Grande lectrice depuis l'enfance, Catherine Gaultier a travaillé de longues années avec son mari, chef de petites entreprises, et revendique « les pieds sur terre et une bonne vision de tous les aspects économiques et financiers d'une TPE ». « Bonne élève », elle est diplômée d'une école de commerce. « Je ne m'étais jamais vue libraire, assure-t-elle. Mais quand je suis venue m'installer en famille à La Baule en 2001 et que j'ai découvert la librairie Le Hall des informations, un magasin de 450 m2 à deux pas de la plage, un déclic a eu lieu. Cela m'a renvoyée au souvenir de Saint-Malo, à la librairie près de la plage mais aussi aux virées en 2 CV avec ma grand-tante qui m'emmenait à la bibliothèque de Saint-Malo où elle travaillait. Au fond, la mer et les livres sont ce que j'aime le plus au monde. » Elle perçoit le potentiel du Hall des informations et envisage une reprise. Mais celle-ci n'aboutira pas. L'établissement fermera définitivement ses portes en 2012. Avec 16 000 habitants à l'année et 120 000 l'été, La Baule ne compte alors plus qu'une maison de la presse et une librairie-presse dans la galerie du Casino Barrière.

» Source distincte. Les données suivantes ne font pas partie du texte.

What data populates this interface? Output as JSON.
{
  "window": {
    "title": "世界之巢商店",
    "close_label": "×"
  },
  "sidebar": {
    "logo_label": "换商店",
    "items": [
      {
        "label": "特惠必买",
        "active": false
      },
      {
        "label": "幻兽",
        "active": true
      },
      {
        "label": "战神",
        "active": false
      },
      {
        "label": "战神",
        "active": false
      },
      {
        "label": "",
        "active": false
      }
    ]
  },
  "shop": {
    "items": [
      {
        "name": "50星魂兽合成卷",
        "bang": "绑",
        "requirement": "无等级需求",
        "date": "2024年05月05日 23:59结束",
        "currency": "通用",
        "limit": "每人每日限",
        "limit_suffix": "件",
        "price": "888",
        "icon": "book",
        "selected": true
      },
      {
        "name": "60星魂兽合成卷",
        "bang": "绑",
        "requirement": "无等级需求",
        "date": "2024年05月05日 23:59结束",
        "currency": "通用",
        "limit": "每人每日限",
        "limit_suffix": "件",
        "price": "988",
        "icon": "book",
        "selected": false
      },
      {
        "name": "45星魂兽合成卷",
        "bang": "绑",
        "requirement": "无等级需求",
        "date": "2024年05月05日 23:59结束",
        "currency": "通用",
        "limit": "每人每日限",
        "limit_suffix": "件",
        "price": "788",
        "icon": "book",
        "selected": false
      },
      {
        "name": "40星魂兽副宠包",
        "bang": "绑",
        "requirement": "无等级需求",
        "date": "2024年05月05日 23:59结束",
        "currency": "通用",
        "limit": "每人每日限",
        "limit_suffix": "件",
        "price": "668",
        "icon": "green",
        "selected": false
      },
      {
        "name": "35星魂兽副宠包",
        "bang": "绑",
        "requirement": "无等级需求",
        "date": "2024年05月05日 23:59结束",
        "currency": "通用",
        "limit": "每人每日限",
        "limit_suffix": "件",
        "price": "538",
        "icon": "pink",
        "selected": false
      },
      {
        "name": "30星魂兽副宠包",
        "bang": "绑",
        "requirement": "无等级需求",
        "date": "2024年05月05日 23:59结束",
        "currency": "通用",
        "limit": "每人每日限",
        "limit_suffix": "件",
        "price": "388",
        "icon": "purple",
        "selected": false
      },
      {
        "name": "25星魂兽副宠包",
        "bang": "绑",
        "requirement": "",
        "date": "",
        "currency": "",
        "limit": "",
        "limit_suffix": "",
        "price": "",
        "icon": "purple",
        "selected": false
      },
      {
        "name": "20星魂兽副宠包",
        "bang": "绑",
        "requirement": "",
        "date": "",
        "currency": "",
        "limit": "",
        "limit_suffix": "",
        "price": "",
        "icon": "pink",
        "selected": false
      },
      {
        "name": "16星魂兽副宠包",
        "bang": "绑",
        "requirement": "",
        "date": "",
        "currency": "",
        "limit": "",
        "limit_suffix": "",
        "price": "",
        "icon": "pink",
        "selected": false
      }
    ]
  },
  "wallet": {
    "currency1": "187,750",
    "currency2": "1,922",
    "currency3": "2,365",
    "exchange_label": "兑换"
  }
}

Entre-temps, Catherine Gaultier, mère de quatre fils, est partie vivre un an au Canada avec sa famille. Revenue à La Baule et séparée de son mari, elle reprend des études en sciences humaines et sociales, mention économie sociale et solidaire. Elle travaille sur un projet de recyclerie sur la presqu'île de Guérande quand elle est recontactée pour reprendre une partie de l'ancien local du Hall des informations. Forte d'une formation de quinze jours à l'Institut national de formation à la librairie (INFL) en 2010, elle n'hésite pas longtemps et se lance. « Motivée, déterminée et intelligente », se souvient Dominique Bonnichon (ex-représentant Grasset), Catherine Gaultier achète les murs de son magasin. « C'était une condition sine qua non de mon projet », souligne l'entrepreneuse, consciente de « la problématique du foncier en bord de mer ».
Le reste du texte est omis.